BONDS SURGE ON BAILOUT CONCERNS -- LONG-TERM RATES HIT RESISTANCE - GOLD EXTENDS ITS GAINS AND COVERAGE -- USING SHORT-TERM RSI TO IDENTIFY PULLBACKS
BONDS EXTEND ADVANCE... Today's Market Message was written by Arthur Hill. - Editor
As John Murphy noted, there was a flight to safety as money charged into gold, bonds and the Dollar on Tuesday. Bonds and gold added to their gains with another surge early Wednesday. The rise in bonds reflects a lack of confidence in the banking bailout proposed by Geithner and company. Chart 1 shows the iShares 20+Yr T-Bond ETF (TLT) bouncing off its support zone with a big move over the last 2-3 days. First, notice that TLT surged from 92.5 to 122.5 in November-December.
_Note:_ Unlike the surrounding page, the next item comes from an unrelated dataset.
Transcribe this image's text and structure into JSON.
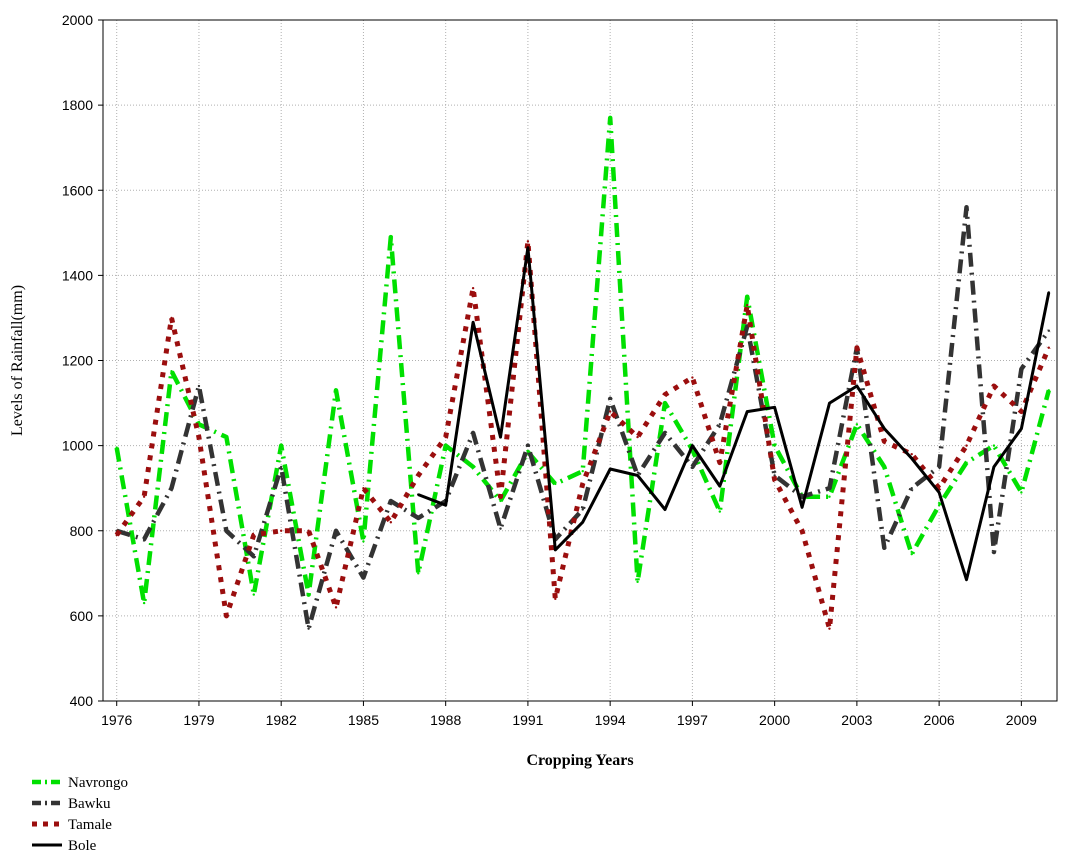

This huge move created an overbought situation that needed to be rectified with either a correction or a consolidation. TLT choose the correction route with a rather sharp decline in 2009. However, the decline was not as sharp as the prior advance. The bond ETF found support from broken resistance and the 62% retracement mark (yellow zone) in the low 100s. Also notice that TLT became oversold as RSI touched 30 at the end of January. Even though the trend this year is down as TLT remains within a falling channel, the surge off this support zone is a strong start towards resuming the Nov-Dec advance. The setup below first appeared in the 29-Jan market message.

Chart 1
LONG-TERM RATES DECLINE... The 10-Year Note Yield ($TNX) hit resistance around 3% and declined sharply over the last two days. Remember, bonds and rates are negatively correlated. Bonds move higher as rates move lower and visa versa. After plunging to around 2% in late December, Chart 2 shows the 10-Year Note Yield surging back to 3% this year. In percentage terms, this is a 50% advance within a two month period. Even though still low by historical standards, the sharp rise in treasury rates affects other rates, like mortgage rates. 30-year fixed rate mortgages followed treasury yields with a move above 5% in early February. Further strength in bonds would put downward pressure on long-term rates. This, in turn, would put downward pressure on mortgage rates. While lower rates are generally bullish, falling rates (rising bonds) presents a double-edged sword. A surge in bonds could come at the expense of the stock market because bonds represent a flight to safety.

Chart 2
GOLD LEADS THE WAY IN 2009... The streetTRACKS Gold ETF (GLD) has been a regular feature of the market message in 2009. By my count, gold has been featured in the market message 15 times this year. This is second only to general stock market observations and coverage of the major stock indices. Enough already! Chart 3 shows GLD with four other asset classes: the US Dollar Index Bullish ETF (UUP), the Commodity Tracking Fund (DBC), the S&P 500 ETF (SPY) and the iShares 20+Yr T-Bond ETF (TLT). Only two of the five are in positive territory for 2009. Gold and the Dollar form a strange pairing, but that's where the money went so far this year. Stocks, commodities and bonds are all down for the year. Given the strong Dollar, weakness in commodities is not a surprise. Even though strength in gold is somewhat surprising, it merits our continued attention.

Chart 3
Chart 4 shows weekly prices for the streetTRACKS Gold ETF. GLD broke channel resistance with a surge four weeks ago and remained strong. This channel looks like a big falling flag, which represents a bullish consolidation pattern. The breakout signals a continuation of the prior advance. This targets a move above the 2008 high, which would forge a 52-week high.

Chart 4
Chart 5 shows daily prices for GLD with two RSI variations. GLD is up over 30% from its November lows, but 14-day RSI has yet to become overbought. RSI suggests further room to run before becoming overbought. The second indicator shows 3-period RSI, which is designed to find short-term oversold conditions. Catching a strong uptrend can be challenging. Kind of like hopping on a moving train. In order to generate short-term oversold signals, indicator timeframes need be shortened. A number of traders in the blogosphere have been advocating 2-period RSI to identify short-term overbought/oversold conditions. This example uses 3-period RSI. A move below 30 denotes an oversold condition. A subsequent move back above 50 signals a resumption of the uptrend. Like all indicators, it is not perfect, but can be used to help identify short-term pullbacks within medium-term uptrends.